Cindy Sherman: They were OK with it as long as I went to, like, a college where I could learn to, I could get, like, a teaching degree so that I could fall back on that. And so, that was one of the reasons I chose Buffalo State. But luckily, I fell in, my first year or my second year, with some friends who were my age and a little bit older, who lived and worked in this part of Buffalo and wanted to start up an alternative gallery. And it was really through knowing that group that I became more exposed to contemporary art, and going to the Albright-Knox Art Gallery, which was across the street from the school, and that was really my education in art, this group of friends, not so much the college, I have to say, but the friends.

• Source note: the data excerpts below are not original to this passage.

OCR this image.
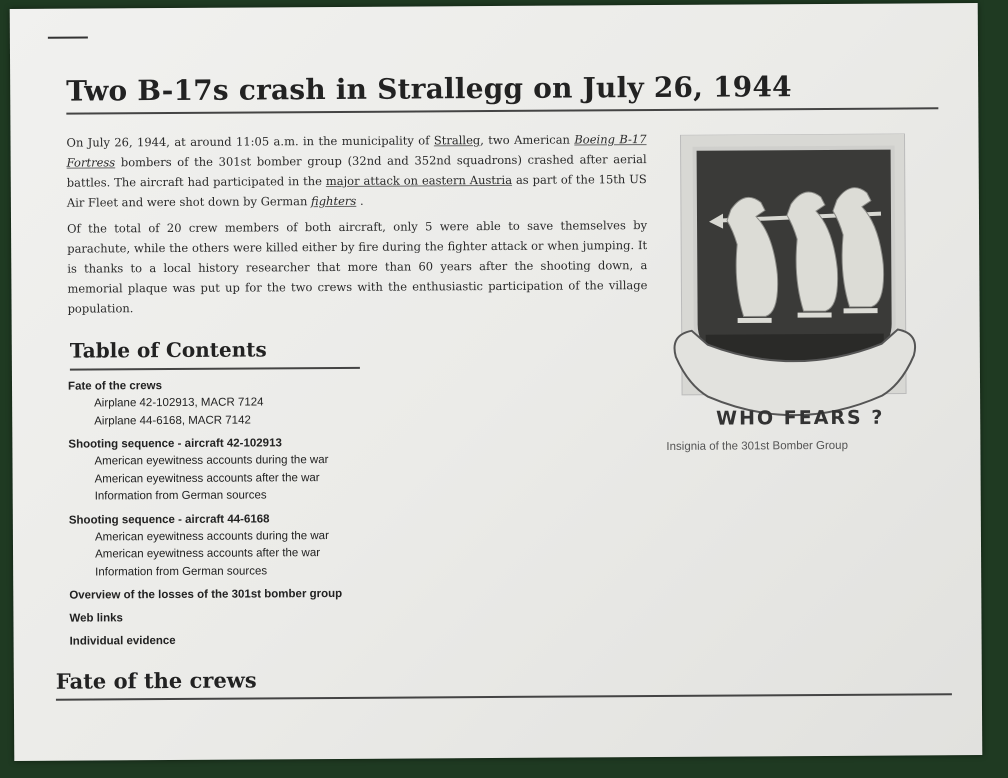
Two B-17s crash in Strallegg on July 26, 1944

On July 26, 1944, at around 11:05 a.m. in the municipality of Stralleg, two American Boeing B-17 Fortress bombers of the 301st bomber group (32nd and 352nd squadrons) crashed after aerial battles. The aircraft had participated in the major attack on eastern Austria as part of the 15th US Air Fleet and were shot down by German fighters .

Of the total of 20 crew members of both aircraft, only 5 were able to save themselves by parachute, while the others were killed either by fire during the fighter attack or when jumping. It is thanks to a local history researcher that more than 60 years after the shooting down, a memorial plaque was put up for the two crews with the enthusiastic participation of the village population.

WHO FEARS ?
Insignia of the 301st Bomber Group
Table of Contents
Fate of the crews
Airplane 42-102913, MACR 7124
Airplane 44-6168, MACR 7142
Shooting sequence - aircraft 42-102913
American eyewitness accounts during the war
American eyewitness accounts after the war
Information from German sources
Shooting sequence - aircraft 44-6168
American eyewitness accounts during the war
American eyewitness accounts after the war
Information from German sources
Overview of the losses of the 301st bomber group
Web links
Individual evidence
Fate of the crews
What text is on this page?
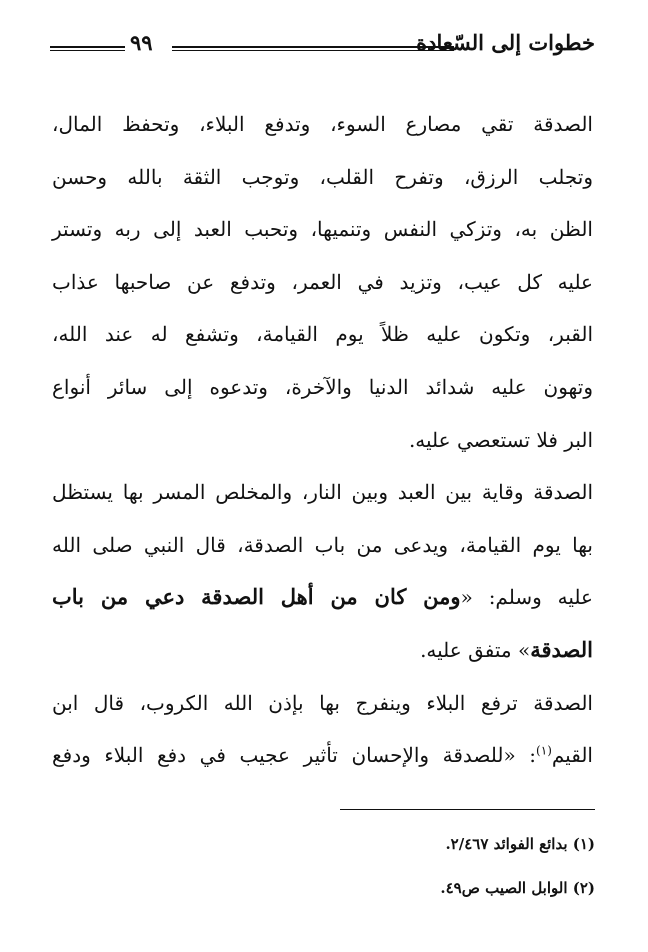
٩٩	خطوات إلى السّعادة
الصدقة تقي مصارع السوء، وتدفع البلاء، وتحفظ المال،
وتجلب الرزق، وتفرح القلب، وتوجب الثقة بالله وحسن
الظن به، وتزكي النفس وتنميها، وتحبب العبد إلى ربه وتستر
عليه كل عيب، وتزيد في العمر، وتدفع عن صاحبها عذاب
القبر، وتكون عليه ظلاً يوم القيامة، وتشفع له عند الله،
وتهون عليه شدائد الدنيا والآخرة، وتدعوه إلى سائر أنواع
البر فلا تستعصي عليه.
الصدقة وقاية بين العبد وبين النار، والمخلص المسر بها يستظل
بها يوم القيامة، ويدعى من باب الصدقة، قال النبي صلى الله
عليه وسلم: «ومن كان من أهل الصدقة دعي من باب
الصدقة» متفق عليه.
الصدقة ترفع البلاء وينفرج بها بإذن الله الكروب، قال ابن
القيم$^{(١)}$: «للصدقة والإحسان تأثير عجيب في دفع البلاء ودفع
(١) بدائع الفوائد ٢/٤٦٧.
(٢) الوابل الصيب ص٤٩.
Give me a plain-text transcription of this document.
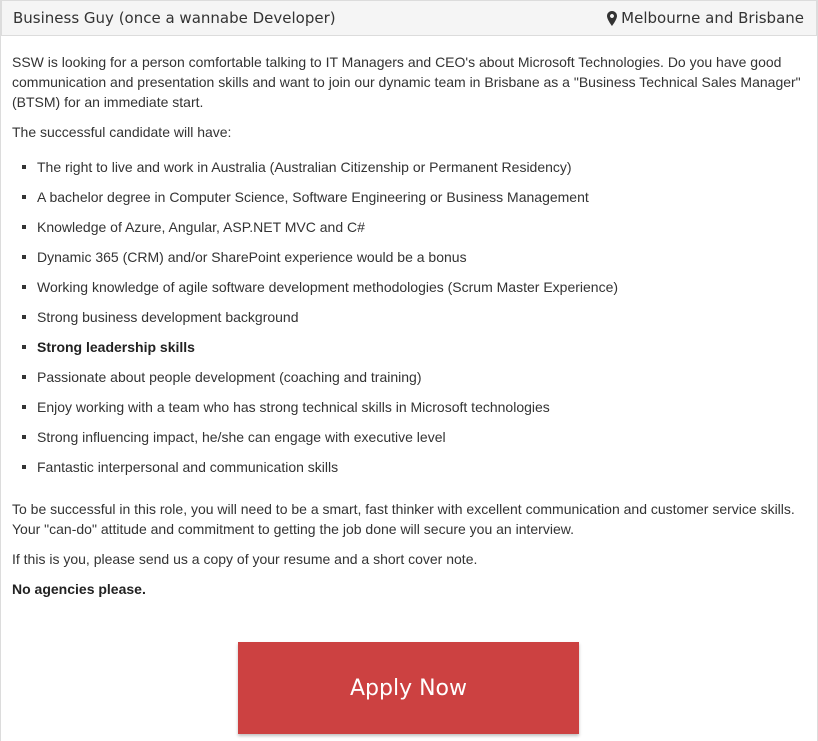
Business Guy (once a wannabe Developer)	Melbourne and Brisbane

SSW is looking for a person comfortable talking to IT Managers and CEO's about Microsoft Technologies. Do you have good communication and presentation skills and want to join our dynamic team in Brisbane as a "Business Technical Sales Manager" (BTSM) for an immediate start.

The successful candidate will have:

The right to live and work in Australia (Australian Citizenship or Permanent Residency)
A bachelor degree in Computer Science, Software Engineering or Business Management
Knowledge of Azure, Angular, ASP.NET MVC and C#
Dynamic 365 (CRM) and/or SharePoint experience would be a bonus
Working knowledge of agile software development methodologies (Scrum Master Experience)
Strong business development background
Strong leadership skills
Passionate about people development (coaching and training)
Enjoy working with a team who has strong technical skills in Microsoft technologies
Strong influencing impact, he/she can engage with executive level
Fantastic interpersonal and communication skills

To be successful in this role, you will need to be a smart, fast thinker with excellent communication and customer service skills. Your "can-do" attitude and commitment to getting the job done will secure you an interview.

If this is you, please send us a copy of your resume and a short cover note.

No agencies please.

Apply Now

Q: Can it possibly be true that you failed photography?

The reason I couldn’t quite grasp it was because of all of the technical things, of you know, making the perfect black and white print. And I suppose I didn’t really care about that so much, the technical part of it. And then my teacher, when I was retaking the course, was turning me on to conceptual art and minimalist art, and this idea that the idea can be really the art and not so much the—the byproduct would be something that you might put on a wall or show on a video camera, but that you could put more thought into the idea of it. And up until that moment, I had been painting, and then I was kind of majoring in painting at that point, but I was doing very exacting replicas of things, you know, I was copying things, you know, like, photographically. And when I started using a camera, I realized, well, yeah, I can just capture the image in a, you know, split of a second and put much more thought into what I’m going to do with this image or what makes the image, and so that kind of made a lot more sense than this laborious process of painting something so realistically.